Citando altos funcionários americanos, o jornal afirma que a CIA utilizou uma casa em Abbottabad, 50 km de Islamabad, para monitorar Bin Laden antes da operação dos " Seals " - a força especial da Marinha - que liquidou o líder terrorista.

AFP
Esconderijo onde estava Bin Laden, em Abbottabad, no Paquistão (02/05/2011)
A partir das observações realizadas pela agência americana de inteligência em Abbottabad foi possível estabelecer a "rotina" da residência de Bin Laden e planejar meticulosamente a operação.

O jornal, que cita uma fonte oficial que pediu anonimato, indica que a casa secreta da CIA foi utilizada como base de operações para uma das missões de inteligência "mais delicadas" da história recente da agência de espionagem.

O funcionário explicou que o grupo tinha uma rede de informantes paquistaneses e "outras fontes" que ajudaram a estabelecer um padrão dos costumes e das atividades diárias dos moradores do complexo no qual Bin Laden se escondia.

O trabalho de vigilância no terreno foi parte da informação de inteligência que levou os EUA a concentrar sua atenção no imóvel, que desde agosto foi rastreado de todas as formas possíveis, desde imagens via satélite até escutas para identificar as vozes no interior.

O esforço foi tão intenso e custoso que a CIA recorreu ao Congresso em dezembro para assegurar-se de que contaria com centenas de milhões de dólares no orçamento da agência para financiar a operação, indicou o funcionário.

A maioria do operacional de vigilância continuou em andamento até que Bin Laden foi assassinado no domingo em uma operação que contou com os comandos especiais americanos conhecidos como Navy Seals.

Segundo o funcionário, a casa oculta foi fechada desde então, em parte pela preocupação com as propriedades da CIA após a intervenção, mas também porque a agência dá o trabalho por concluído. "O trabalho da CIA era detectar e posicionar", disse a fonte, utilizando a terminologia empregada pelos membros das forças de operações especiais para identificar e localizar um alvo de alta prioridade.

"O trabalho de inteligência foi tão completo como tinha de ser e correspondia aos militares abaterem com o alvo", concluiu.

Plano de ataque

A rede terrorista Al-Qaeda planejava ataques contra trens nos Estados Unidos por ocasião do décimo aniversário dos atentados do 11 de Setembro, informou na quinta-feira o Departamento de Segurança Interna americano. Segundo o órgão, foi divulgado um boletim para as agências federais" e as polícias dos Estados e Condados "advertindo sobre possíveis planos da Al-Qaeda (...) para atacar o setor ferroviário americano", disse o porta-voz Matt Chandler.

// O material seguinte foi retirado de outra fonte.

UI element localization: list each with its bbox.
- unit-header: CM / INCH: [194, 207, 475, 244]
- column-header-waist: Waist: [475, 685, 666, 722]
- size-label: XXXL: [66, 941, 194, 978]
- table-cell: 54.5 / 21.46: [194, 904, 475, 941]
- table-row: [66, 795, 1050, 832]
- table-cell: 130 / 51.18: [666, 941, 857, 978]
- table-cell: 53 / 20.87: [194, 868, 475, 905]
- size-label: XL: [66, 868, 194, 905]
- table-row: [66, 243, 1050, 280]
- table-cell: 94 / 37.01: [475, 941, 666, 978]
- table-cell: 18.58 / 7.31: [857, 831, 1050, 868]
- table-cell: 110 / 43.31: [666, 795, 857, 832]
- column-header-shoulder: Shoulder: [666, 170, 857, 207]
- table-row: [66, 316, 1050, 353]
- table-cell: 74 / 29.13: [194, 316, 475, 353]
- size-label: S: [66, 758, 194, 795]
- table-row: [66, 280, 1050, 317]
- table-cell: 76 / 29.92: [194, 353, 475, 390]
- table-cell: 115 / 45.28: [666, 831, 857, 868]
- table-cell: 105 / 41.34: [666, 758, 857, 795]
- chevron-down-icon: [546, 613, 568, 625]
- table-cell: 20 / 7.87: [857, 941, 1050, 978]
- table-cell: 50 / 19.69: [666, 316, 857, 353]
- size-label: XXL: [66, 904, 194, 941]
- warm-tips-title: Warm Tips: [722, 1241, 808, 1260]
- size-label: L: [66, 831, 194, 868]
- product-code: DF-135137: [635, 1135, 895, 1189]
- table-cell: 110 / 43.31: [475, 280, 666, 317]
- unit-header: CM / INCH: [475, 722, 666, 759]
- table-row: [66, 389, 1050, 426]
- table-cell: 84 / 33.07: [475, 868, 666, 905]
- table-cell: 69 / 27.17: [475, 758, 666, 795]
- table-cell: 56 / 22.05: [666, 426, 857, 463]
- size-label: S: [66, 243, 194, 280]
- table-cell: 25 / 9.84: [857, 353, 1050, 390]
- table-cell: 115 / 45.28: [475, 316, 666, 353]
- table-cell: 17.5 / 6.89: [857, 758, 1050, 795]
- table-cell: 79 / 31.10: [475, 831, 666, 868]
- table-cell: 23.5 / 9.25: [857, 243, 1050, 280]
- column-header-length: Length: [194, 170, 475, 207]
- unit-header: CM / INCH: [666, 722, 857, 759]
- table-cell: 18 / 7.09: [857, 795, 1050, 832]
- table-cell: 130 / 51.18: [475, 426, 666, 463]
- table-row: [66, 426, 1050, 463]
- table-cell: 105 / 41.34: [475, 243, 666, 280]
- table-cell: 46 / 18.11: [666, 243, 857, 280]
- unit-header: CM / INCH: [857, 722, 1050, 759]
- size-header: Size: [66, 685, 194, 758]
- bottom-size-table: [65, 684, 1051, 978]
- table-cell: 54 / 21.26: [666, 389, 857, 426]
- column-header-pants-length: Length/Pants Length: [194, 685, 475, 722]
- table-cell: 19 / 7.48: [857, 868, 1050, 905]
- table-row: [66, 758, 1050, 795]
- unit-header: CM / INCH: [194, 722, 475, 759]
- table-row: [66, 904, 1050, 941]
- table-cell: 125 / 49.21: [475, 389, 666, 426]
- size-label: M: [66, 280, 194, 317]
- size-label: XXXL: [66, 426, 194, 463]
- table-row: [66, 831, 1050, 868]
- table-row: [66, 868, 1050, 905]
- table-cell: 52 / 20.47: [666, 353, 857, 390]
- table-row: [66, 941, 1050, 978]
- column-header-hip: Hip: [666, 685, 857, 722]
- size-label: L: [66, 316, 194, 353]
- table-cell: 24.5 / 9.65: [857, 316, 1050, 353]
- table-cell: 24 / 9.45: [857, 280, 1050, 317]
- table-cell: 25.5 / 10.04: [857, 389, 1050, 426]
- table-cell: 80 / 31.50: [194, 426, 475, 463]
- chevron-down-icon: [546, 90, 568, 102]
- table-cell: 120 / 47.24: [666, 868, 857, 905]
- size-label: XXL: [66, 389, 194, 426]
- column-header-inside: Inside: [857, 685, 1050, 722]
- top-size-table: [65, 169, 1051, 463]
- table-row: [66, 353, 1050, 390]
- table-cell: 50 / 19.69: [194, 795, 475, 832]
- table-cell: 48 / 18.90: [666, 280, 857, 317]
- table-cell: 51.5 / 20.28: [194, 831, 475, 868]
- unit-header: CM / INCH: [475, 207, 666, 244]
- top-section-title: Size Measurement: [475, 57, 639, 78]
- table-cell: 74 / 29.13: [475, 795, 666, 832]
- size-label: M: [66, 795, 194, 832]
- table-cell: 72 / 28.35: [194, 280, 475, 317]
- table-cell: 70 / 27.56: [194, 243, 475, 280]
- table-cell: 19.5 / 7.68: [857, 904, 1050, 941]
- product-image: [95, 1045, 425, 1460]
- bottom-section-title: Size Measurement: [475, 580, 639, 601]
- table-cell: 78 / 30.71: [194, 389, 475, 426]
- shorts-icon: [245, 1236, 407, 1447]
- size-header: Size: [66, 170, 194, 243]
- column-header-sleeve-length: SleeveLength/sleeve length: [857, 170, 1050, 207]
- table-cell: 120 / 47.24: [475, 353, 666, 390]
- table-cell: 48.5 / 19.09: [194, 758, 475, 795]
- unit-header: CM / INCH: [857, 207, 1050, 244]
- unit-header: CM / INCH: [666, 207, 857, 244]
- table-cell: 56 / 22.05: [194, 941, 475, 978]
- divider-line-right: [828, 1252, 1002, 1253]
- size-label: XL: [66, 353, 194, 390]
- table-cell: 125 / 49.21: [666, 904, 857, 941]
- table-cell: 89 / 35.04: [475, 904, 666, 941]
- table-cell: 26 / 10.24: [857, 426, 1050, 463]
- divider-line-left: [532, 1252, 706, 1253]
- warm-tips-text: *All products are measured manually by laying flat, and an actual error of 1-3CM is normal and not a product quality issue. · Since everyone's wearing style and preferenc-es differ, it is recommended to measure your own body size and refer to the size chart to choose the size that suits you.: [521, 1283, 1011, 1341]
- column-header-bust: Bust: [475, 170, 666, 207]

"Em fevereiro de 2010, a Al-Qaeda planejava operações terroristas contra trens em regiões não especificadas dos Estados Unidos por ocasião do 10º aniversário do 11 de Setembro de 2001", afirmou Chandler.

Segundo o porta-voz, a informação provém do material capturado na operação de domingo que levou à morte do líder da Al-Qaeda. "Já havia um certo nível de planejamento, mas não havia informação sobre possíveis locais ou alvos específicos", destaca o boletim. A Al-Qaeda "tentaria tombar um trem por meio de sabotagem dos trilhos, fazendo-o despencar de uma ponte ou cair num vale".

O Departamento de Segurança Interna explicou que a Al-Qaeda já havia, inclusive, apurado informações sobre os novos sistemas de trens de carga nos Estados Unidos, nos quais as novas tecnologias tornam mais difícil fazê-los sair do trilho.

A Administração de Segurança do Tranporte (TSA, na sigla em inglês) fará um alerta formal às companhias ferroviárias em breve.